School at Newton Centre, near Boston, Mass.

School at Newton Centre, near Boston, Mass.

  To those parents who desire a thorough intellectual discipline for their boys, we wish to mention the school opened this Summer at Newton Centre, near Boston, by Dr. Charles Siedhof, lately from Germany. Dr. Siedhof was, for many years, the Rector of a Gymnasium in Hanover, and took rank among the ablest teachers in a land where instruction is conducted on a more thorough and liberal plan than in any other of Europe. He has left Hanover, voluntarily, because the mean policy of the Government made it impossible for him longer to fulfill to his own satisfaction the duties of his calling. He has opened now a school for the reception of twelve or fourteen pupils only, to whom he will devote the care formerly diffused among a much larger number. He is described to us by an excellent judge as a first-rate scholar and teacher in the Greek and Latin languages and literature, and is no less distinguished in natural history and philosophy. He makes his own instruments for practical study of the latter, and takes pleasure in teaching the pupil to do the same. Our informant adds that the tone of his mind is pure and fine, his standard high, his influence kindly, expansive and strengthening.

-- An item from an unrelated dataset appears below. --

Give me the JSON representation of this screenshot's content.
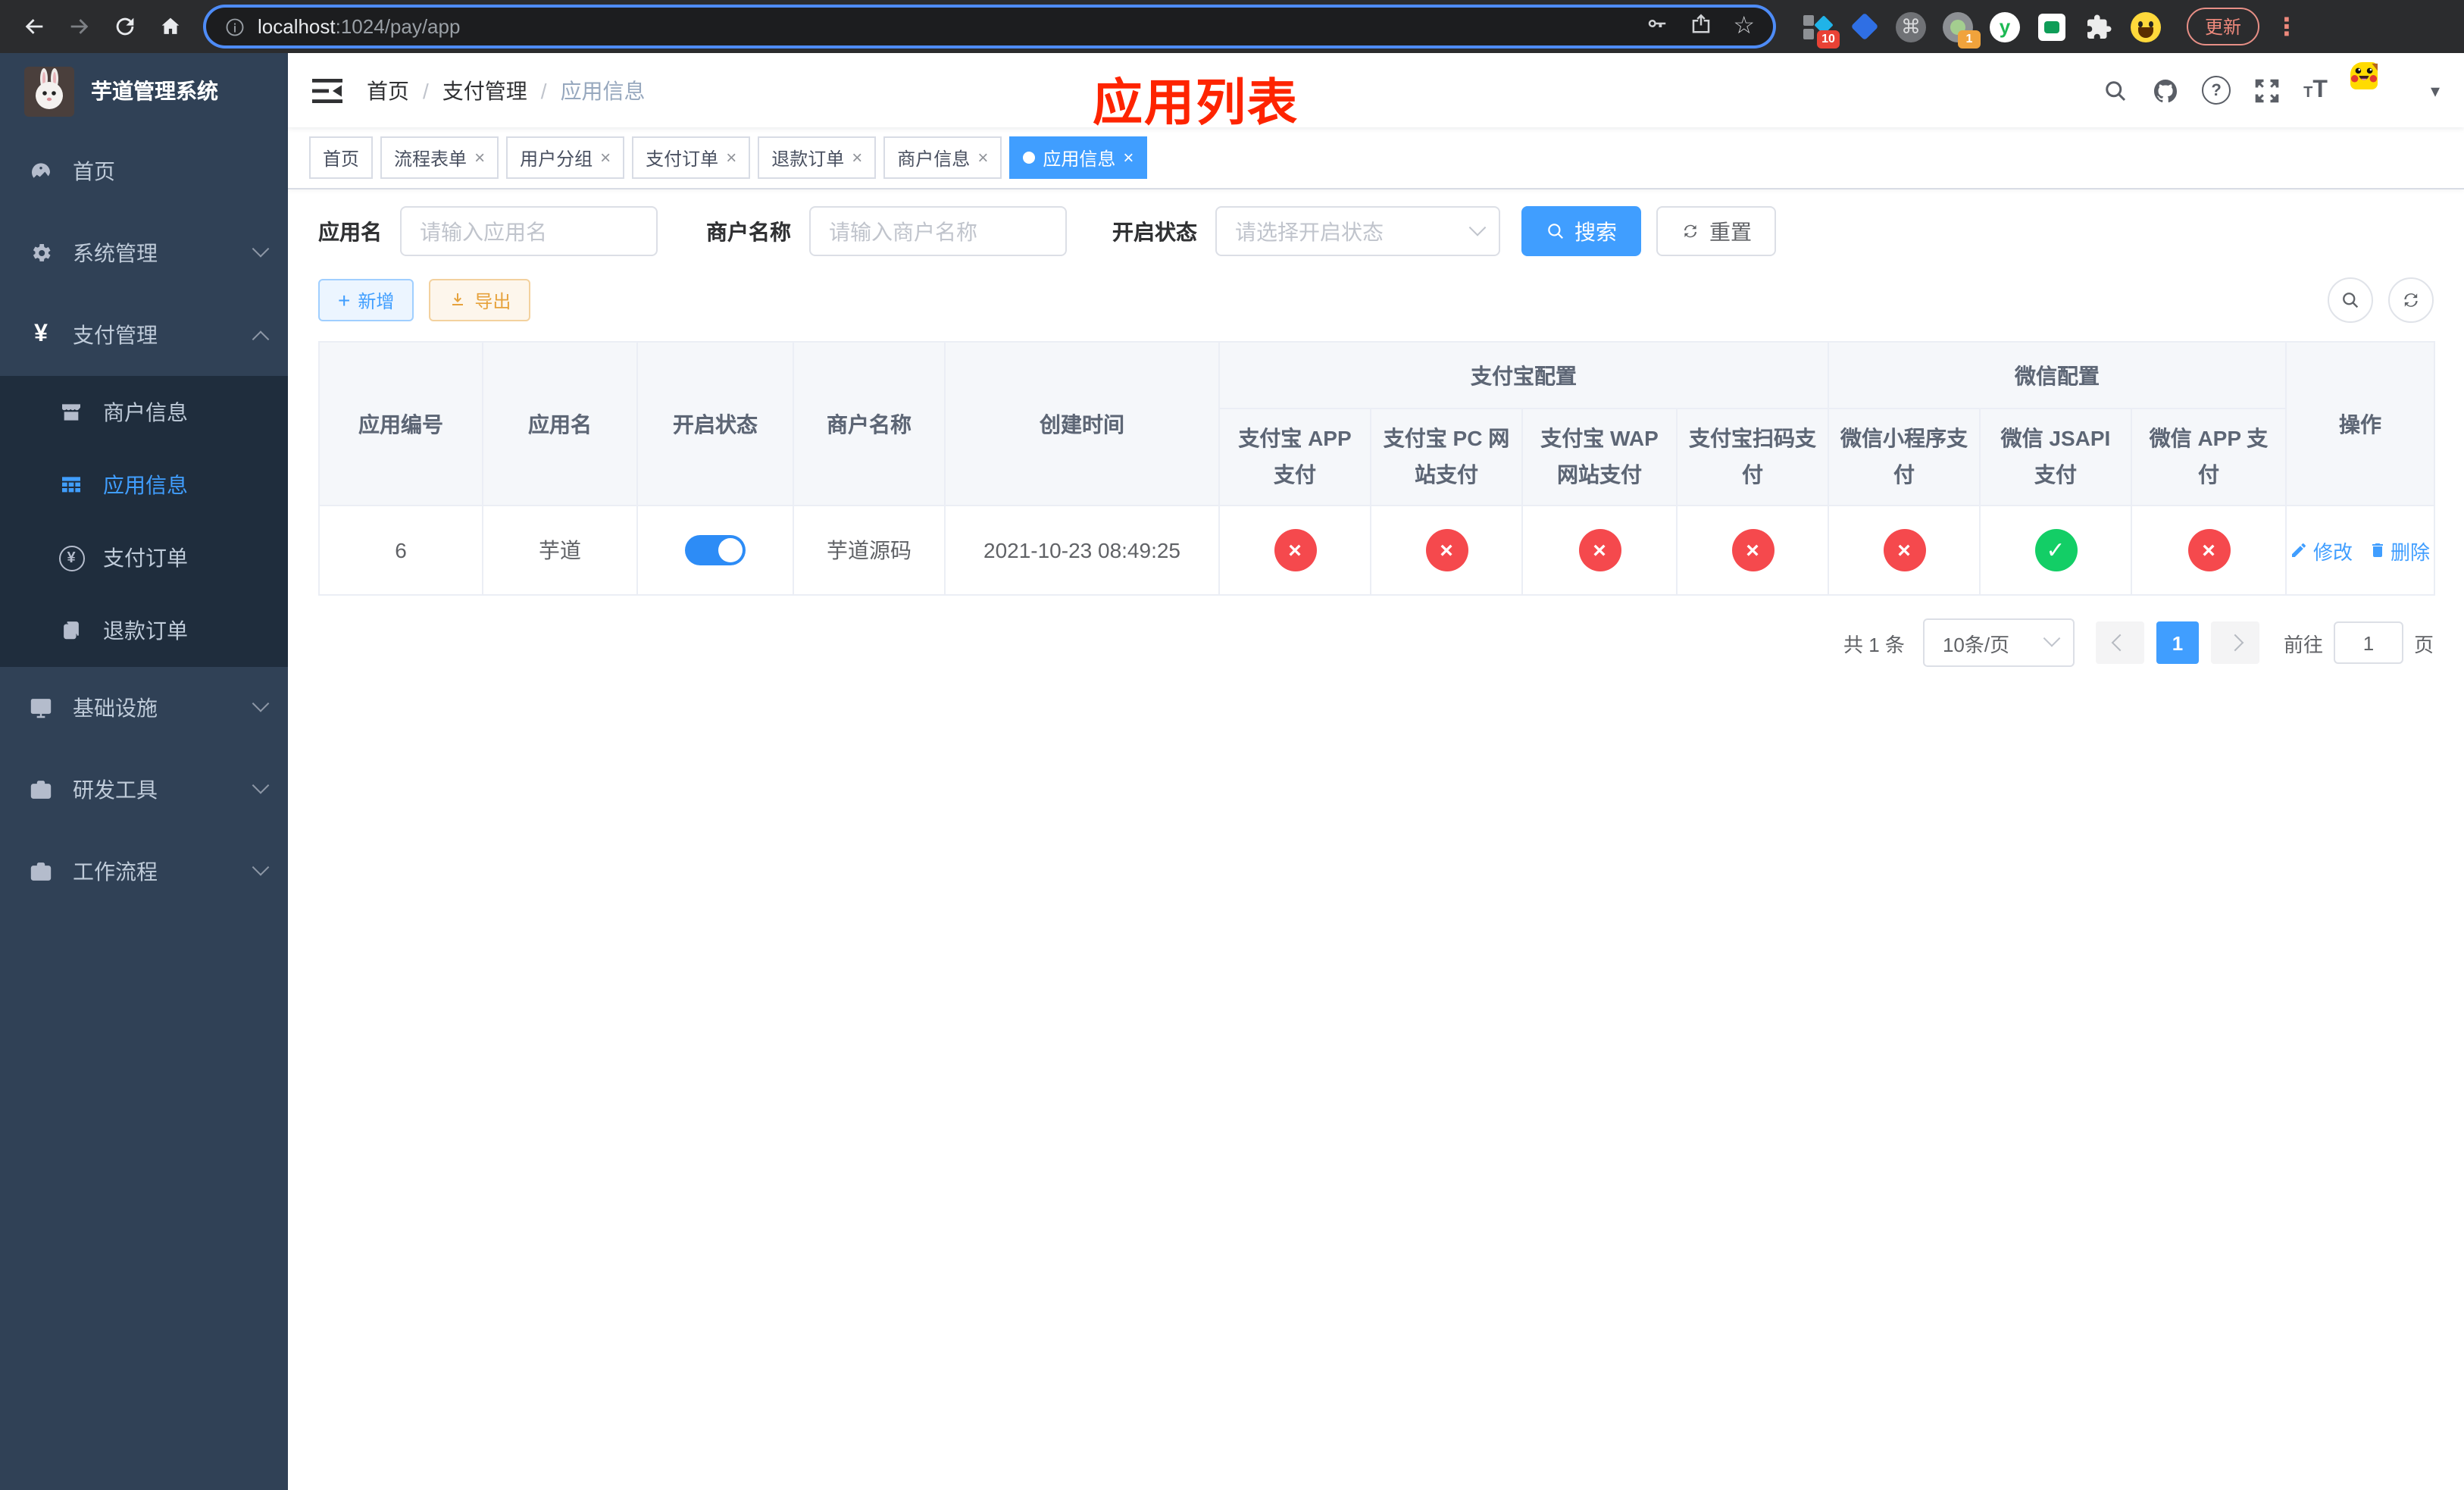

  Such teachers we profoundly need to form men, who may become, in their turn, the means of liberalizing, refining, and elevating the intellectual life of this country. We profoundly need an infusion of the German patience, the German thoroughness, the German loyalty. We hope that, if Dr. Siedhof be one likely to impart or develop these virtues, he may have pupils from other States besides Massachusetts. His references are to Professors Beck and Felton of Harvard University; President Sears, Newtonn Theological Seminary, and Rev. C. R. Demme, Philadelphia, Pa. We do not speak from personal knowledge of Dr. Siedhof, but from the information we have received, should be eager to test his claims by experiment, in the care of children who seemed to promise rich results from a better culture than is easily found in this raw, half-leavened state of society and education.*

“School at Newton Centre, near Boston, Mass.,” New-York Daily Tribune, 31 July 1846, p. 2.